Judge Tonya Parker Refuses to Perform Heterosexual Marriages-Previously Truth! Now Resolved!

Judge Tonya Parker Refuses to Perform Heterosexual Marriages-Previously Truth! Now Resolved!
Summary of eRumor:
Dallas County Judge Tonya Parker refused to perform marriage ceremonies until homosexuals were allowed to wed.
The Truth:
It’s true that Judge Tonya Parker refused to perform marriage ceremonies back in 2012, but she has started performing them again.
Judge Tonya Parker said that she would not perform any legal marriage ceremonies in her courtroom until homosexual couples were allowed to wed back in February 2012. During an address to the Stonewall Democrats of Dallas, Parker said

“I use it as my opportunity to give them a lesson about marriage inequality in this state because I feel like I have to tell them why I’m turning them away. So I usually will offer them something along the lines of, ‘I’m sorry. I don’t perform marriage ceremonies because we are in a state that does not have marriage equality, and until it does, I am not going to partially apply the law to one group of people that doesn’t apply to another group of people.’ And it’s kind of oxymoronic for me to perform ceremonies that can’t be performed for me, so I’m not going to do it.”

Judge Tonya Parker kept her pledge for three years. She didn’t perform a courtroom wedding until June 2015, after the U.S. Supreme Court ruled that state bans on same-sex marriages were unconstitutional.
After Parker married a same-sex couple that had been together for 28 years, she said, “The decision today represents an opportunity where I can now marry couples that come to the courtroom, like any other judge.”
Tonya Parker, who is openly gay, has served as a judge since 2010. She was last elected to the 101st District Court seat in 2014.
Reports of Tonya Parker’s refusal to perform marriage ceremonies went viral after Kim Davis, a Kentucky county clerk, was jailed for contempt of court after she refused to issue marriage licenses to same-sex couples.
Comparisons between Tonya Parker and Kim Davis have sparked controversy because Davis was jailed for her stand, and Parker was not. A similar situation that played out in Oregon helps explain why.
Many questioned why Vance Day, a county judge from Oregon, wasn’t thrown in jail for contempt of court after he refused to perform same-sex weddings, Oregon Live reports:

“The clerk in Kentucky is required to issue marriages license,” Washington County Senior Judge Gayle Nachtigal said Friday. “That’s part of her job.”

For an Oregon judge, the situation isn’t so clear.

State law allows a wide range of officiants at marriage ceremonies. Among those allowed to conduct such proceedings, are state judges, federal judges, county clerks and religious congregations

Legal experts agree that judges here aren’t required to perform weddings. But if they do, can they choose not to officiate for some couples?

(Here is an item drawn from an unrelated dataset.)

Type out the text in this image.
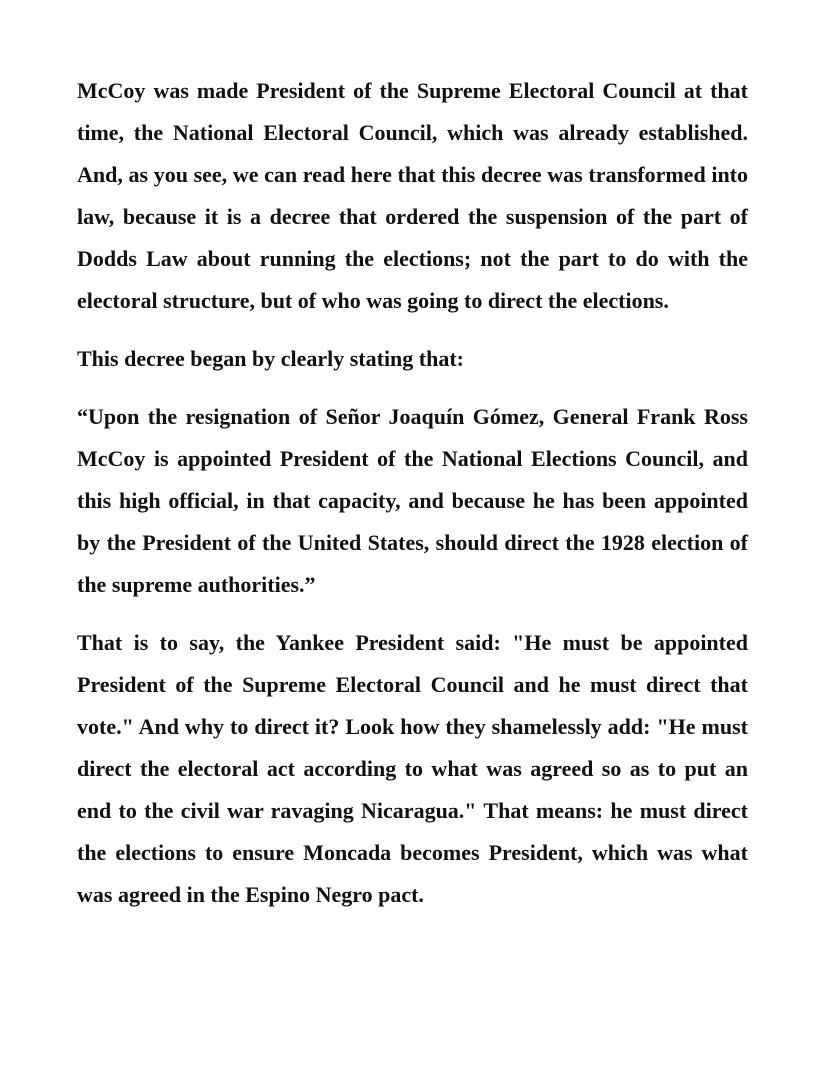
McCoy was made President of the Supreme Electoral Council at that time, the National Electoral Council, which was already established. And, as you see, we can read here that this decree was transformed into law, because it is a decree that ordered the suspension of the part of Dodds Law about running the elections; not the part to do with the electoral structure, but of who was going to direct the elections.

This decree began by clearly stating that:

“Upon the resignation of Señor Joaquín Gómez, General Frank Ross McCoy is appointed President of the National Elections Council, and this high official, in that capacity, and because he has been appointed by the President of the United States, should direct the 1928 election of the supreme authorities.”

That is to say, the Yankee President said: "He must be appointed President of the Supreme Electoral Council and he must direct that vote." And why to direct it? Look how they shamelessly add: "He must direct the electoral act according to what was agreed so as to put an end to the civil war ravaging Nicaragua." That means: he must direct the elections to ensure Moncada becomes President, which was what was agreed in the Espino Negro pact.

“Whether they could decide, ‘I’m not going to marry same-sex couples, interracial couples, or a very young person to a very old person,'” Nachtigal said, “I don’t know that that would be allowed ultimately.”

If a judge offers officiating services to the public, but only some of the public, “that’s when it starts to look like state-sanctioned discrimination,” said Mat dos Santos, legal director for the American Civil Liberties Union of Oregon.

If a judge stopped performing all weddings to avoid officiating for gay couples, dos Santos said, that would be disappointing but probably the most legally defensible practice.

So, Tonya Parker’s refusal to conduct wedding ceremonies held up for two reasons. First, judges aren’t required by law to perform marriages, they’re optional. Second, Tonya Parker refused to officiate all weddings — not just a particular type of wedding.